The events include a panel discussion, “Perspectives on Engineering Education: A Conversation,” at 2:30 p.m. in Alden Memorial. Interim dean of engineering David Cyganski will host the discussion, and President Laurie Leshin will moderate.

Panelists are:

  • Rick Vaz, dean of interdisciplinary and global studies at WPI;
  • Mark Russell, a member of the WPI Board of Trustees and Corporate Vice President of Engineering and Technology and Mission Assurance at Raytheon;
  • Lynn Pasquerella, president of Mount Holyoke College; and
  • C.D. Mote Jr., president of the National Academy of Engineering.
Rick Vaz
Kris Wobbe

The discussion will be followed at 3:30 by the presentation of the Bernard M. Gordon Prize for Innovation in Engineering and Technology Education.

The Gordon Prize includes a $500,000 award, half of which will go to the university in “support of the continued development, refinement, and dissemination of The WPI Plan. The other $250,000 will be divided among four faculty leaders who have advanced the WPI Plan to new levels of innovation and opportunity.

They are Vaz, Diran Apelian, Alcoa-Howmet Professor of Mechanical Engineering; Arthur C. Heinricher, dean of undergraduate studies; and Kris Wobbe, associate dean of undergraduate studies.

WPI is investing its $250,000 into the Center for Project-based Learning, and Vaz who,  since 2006 has overseen the significant expansion of WPI’s Global Projects Program, will lead the new center.

Diran Apelian
Arthur C. Heinricher

“The Bernard M. Gordon Prize is the most prestigious award in engineering education,” he says. “The Prize recognizes 45 years of leadership in project-based learning as developed and delivered by several generations of WPI faculty.

“We are greatly honored by this recognition. WPI will use the institutional portion of the Gordon Prize to support the launch of the WPI Center for Project-based Learning, aimed at helping other colleges and universities make progress in advancing project-based learning on their campuses.
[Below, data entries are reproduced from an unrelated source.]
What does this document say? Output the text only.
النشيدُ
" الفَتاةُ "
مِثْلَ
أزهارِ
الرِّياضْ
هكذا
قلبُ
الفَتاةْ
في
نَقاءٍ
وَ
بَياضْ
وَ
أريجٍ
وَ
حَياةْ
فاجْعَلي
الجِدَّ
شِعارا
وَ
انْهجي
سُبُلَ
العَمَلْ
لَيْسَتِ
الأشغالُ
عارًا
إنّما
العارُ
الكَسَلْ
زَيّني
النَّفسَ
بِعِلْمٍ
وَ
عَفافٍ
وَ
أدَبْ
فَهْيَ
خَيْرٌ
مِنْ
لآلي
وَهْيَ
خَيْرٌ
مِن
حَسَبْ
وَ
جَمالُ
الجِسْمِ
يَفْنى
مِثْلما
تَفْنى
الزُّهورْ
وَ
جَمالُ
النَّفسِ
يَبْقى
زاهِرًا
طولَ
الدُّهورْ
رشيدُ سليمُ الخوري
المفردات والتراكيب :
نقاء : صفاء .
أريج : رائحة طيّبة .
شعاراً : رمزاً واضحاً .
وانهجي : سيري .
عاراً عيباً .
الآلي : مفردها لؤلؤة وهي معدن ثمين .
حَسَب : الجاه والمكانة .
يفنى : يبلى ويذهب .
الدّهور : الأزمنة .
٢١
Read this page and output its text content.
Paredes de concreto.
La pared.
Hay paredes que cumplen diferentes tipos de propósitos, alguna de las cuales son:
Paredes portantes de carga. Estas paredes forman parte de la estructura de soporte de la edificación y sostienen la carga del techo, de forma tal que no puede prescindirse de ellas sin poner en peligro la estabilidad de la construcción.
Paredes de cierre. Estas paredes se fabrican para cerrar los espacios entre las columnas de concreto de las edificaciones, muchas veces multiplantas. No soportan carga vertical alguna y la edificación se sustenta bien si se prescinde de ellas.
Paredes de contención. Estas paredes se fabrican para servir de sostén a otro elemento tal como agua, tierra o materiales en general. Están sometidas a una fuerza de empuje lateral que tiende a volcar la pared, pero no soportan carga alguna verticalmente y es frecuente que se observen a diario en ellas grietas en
Through the Center, it is WPI’s objective to enhance student learning at institutions of all types across the nation and the world.”

Founded in 1964, the National Academy of Engineering is a private, independent, nonprofit institution that provides engineering leadership in service to the nation. Its mission is to advance the well-being of the nation by promoting a vibrant engineering profession and by marshaling the expertise and insights of eminent engineers to provide independent advice to the federal government on matters involving engineering and technology.